Enumerate the elements of a finite group $G$ as follows: $g_1,g_2,\dots,g_n$. Introduce $n$ variables indexed by the elements of $G$: $x_{g_1},\dots,x_{g_n}$.
Consider the matrix $X_G$ with entries $a_{ij}=x_{g_ig_j}$. The determinant $\det(X_G)$ of is now a polynomial of degree $n$, in the commuting variables $x_{g_1},\dots,x_{g_n}$, which is called the Frobenius determinant.
The following theorem, discovered by Dedekind and proved by Frobenius, became the starting point for the development of representation theory.
Theorem.
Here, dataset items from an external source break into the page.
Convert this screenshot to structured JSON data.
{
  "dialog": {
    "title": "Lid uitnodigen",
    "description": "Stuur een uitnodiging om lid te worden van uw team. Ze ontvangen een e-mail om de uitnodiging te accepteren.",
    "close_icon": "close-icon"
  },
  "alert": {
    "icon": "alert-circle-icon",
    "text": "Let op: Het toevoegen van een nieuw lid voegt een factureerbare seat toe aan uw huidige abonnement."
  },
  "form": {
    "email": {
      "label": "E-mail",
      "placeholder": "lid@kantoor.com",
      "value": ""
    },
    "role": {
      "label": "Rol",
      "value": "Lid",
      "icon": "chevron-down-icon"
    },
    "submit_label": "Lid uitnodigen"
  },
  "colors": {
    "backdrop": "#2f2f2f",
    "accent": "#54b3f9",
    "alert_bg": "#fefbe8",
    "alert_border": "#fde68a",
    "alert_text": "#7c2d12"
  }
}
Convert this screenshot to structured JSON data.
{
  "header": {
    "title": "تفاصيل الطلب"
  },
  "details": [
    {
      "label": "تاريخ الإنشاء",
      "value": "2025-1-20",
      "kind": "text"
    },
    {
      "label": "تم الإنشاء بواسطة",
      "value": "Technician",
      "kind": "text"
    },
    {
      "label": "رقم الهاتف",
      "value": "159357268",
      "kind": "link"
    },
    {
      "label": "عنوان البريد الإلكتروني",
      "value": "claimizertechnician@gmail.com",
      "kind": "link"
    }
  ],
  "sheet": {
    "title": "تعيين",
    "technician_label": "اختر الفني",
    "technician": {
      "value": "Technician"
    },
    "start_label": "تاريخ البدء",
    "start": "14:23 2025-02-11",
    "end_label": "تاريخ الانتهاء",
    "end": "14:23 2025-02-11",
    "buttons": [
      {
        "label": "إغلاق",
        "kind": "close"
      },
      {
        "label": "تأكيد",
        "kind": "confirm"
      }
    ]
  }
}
The polynomial $\det(X_G)$ factors into a product of irreducible polynomials $P_j(X)$, over $\mathbb{C}$, with multiplicity equaling the degree of $P_j(X)$; that is, $$\det(X_G)=\prod_{j=1}^rP_j(X)^{\deg P_j}$$ where $r$ is the number of conjugacy classes of $G$.
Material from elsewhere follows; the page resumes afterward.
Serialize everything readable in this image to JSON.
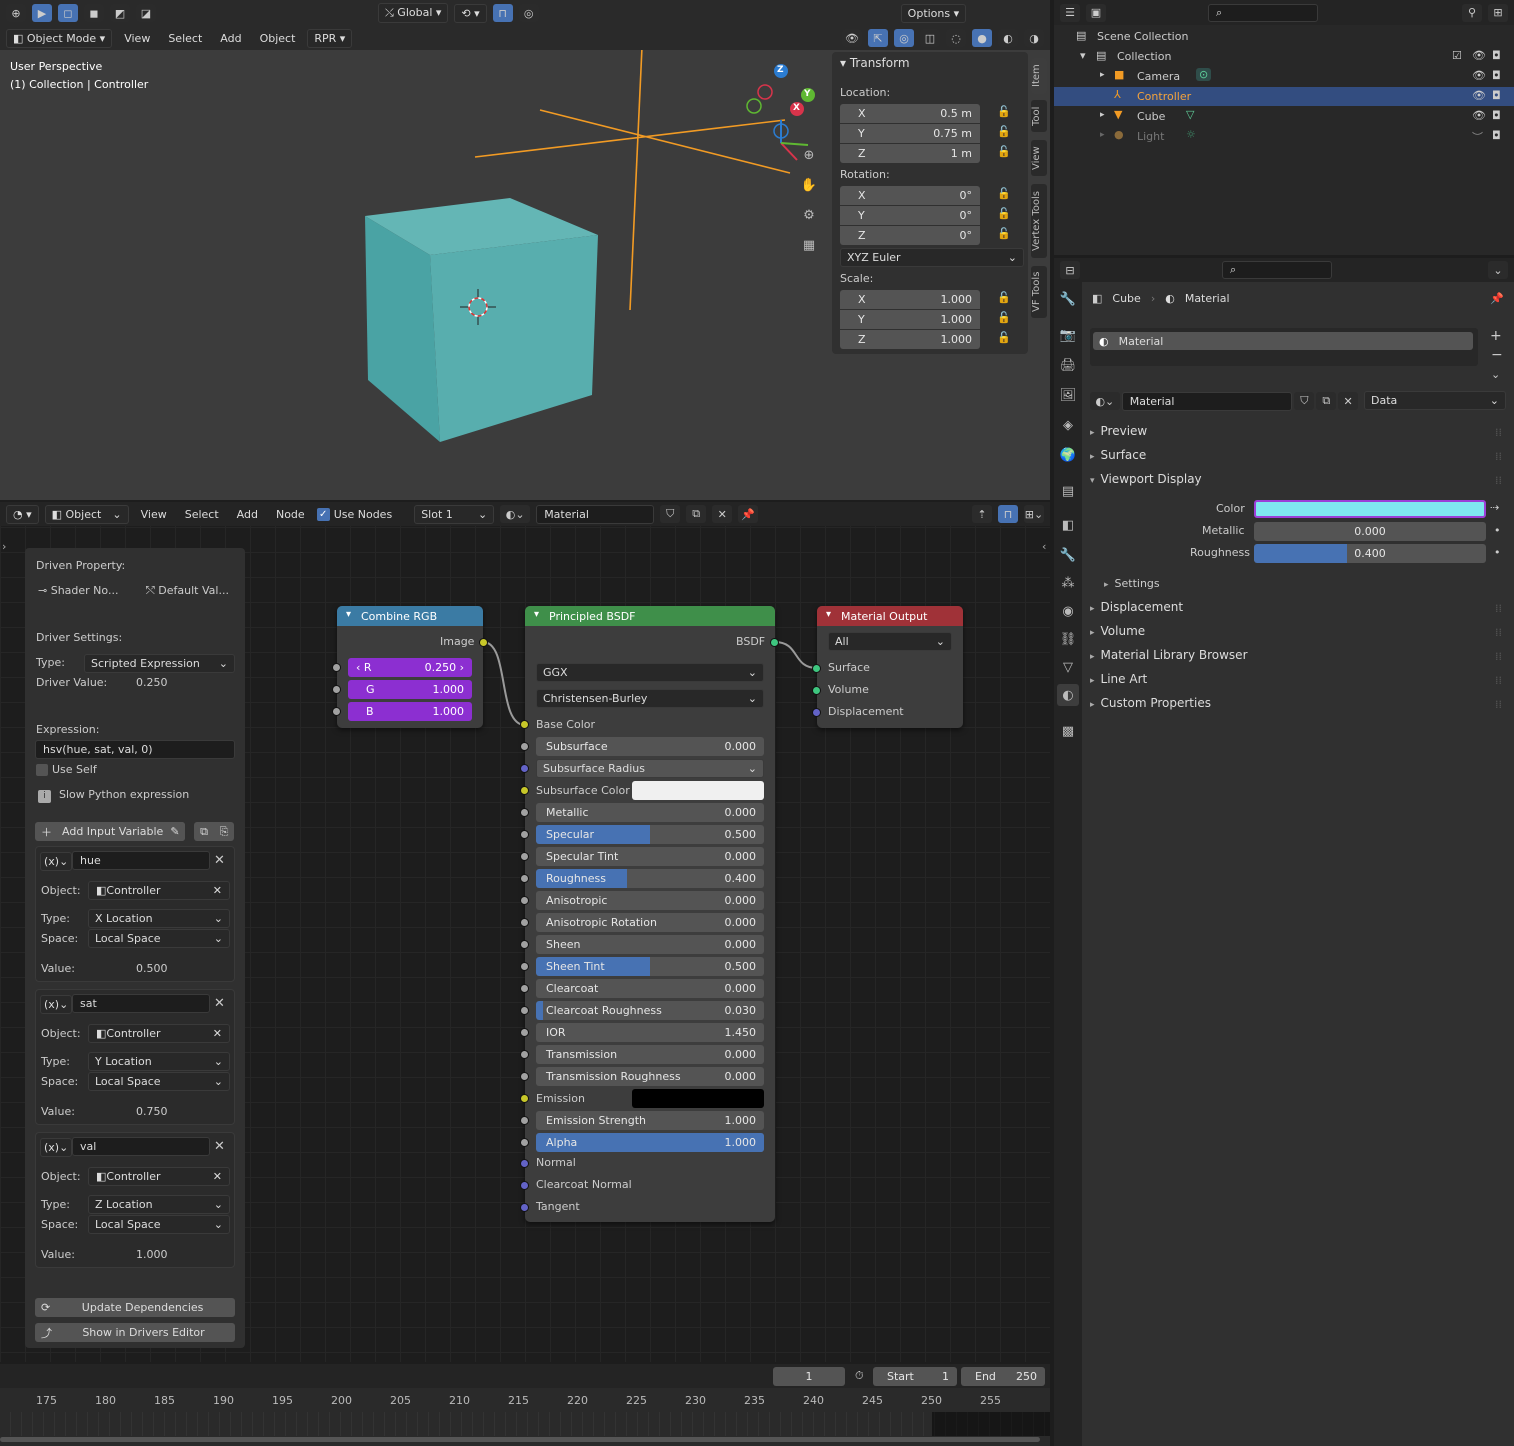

Question still waiting for an answer. Is the converse true for Latin squares?
Given just the multiplication table for a Latin square, compute the determinant, and assume that it factors into irreducible polynomials with multiplicity equal to the degree of the corresponding polynomial as in the theorem of Frobenius. We know that if it does not factor as in the theorem then the Latin square is not that of a group. If it does factor well, can we conclude that the table, up to a permutation of its rows, is the multiplication table of a group?
Note. I have never seen this question asked in the literature. Have you?
Remark. I have checked for small values of $n\leq6$. The converse holds there.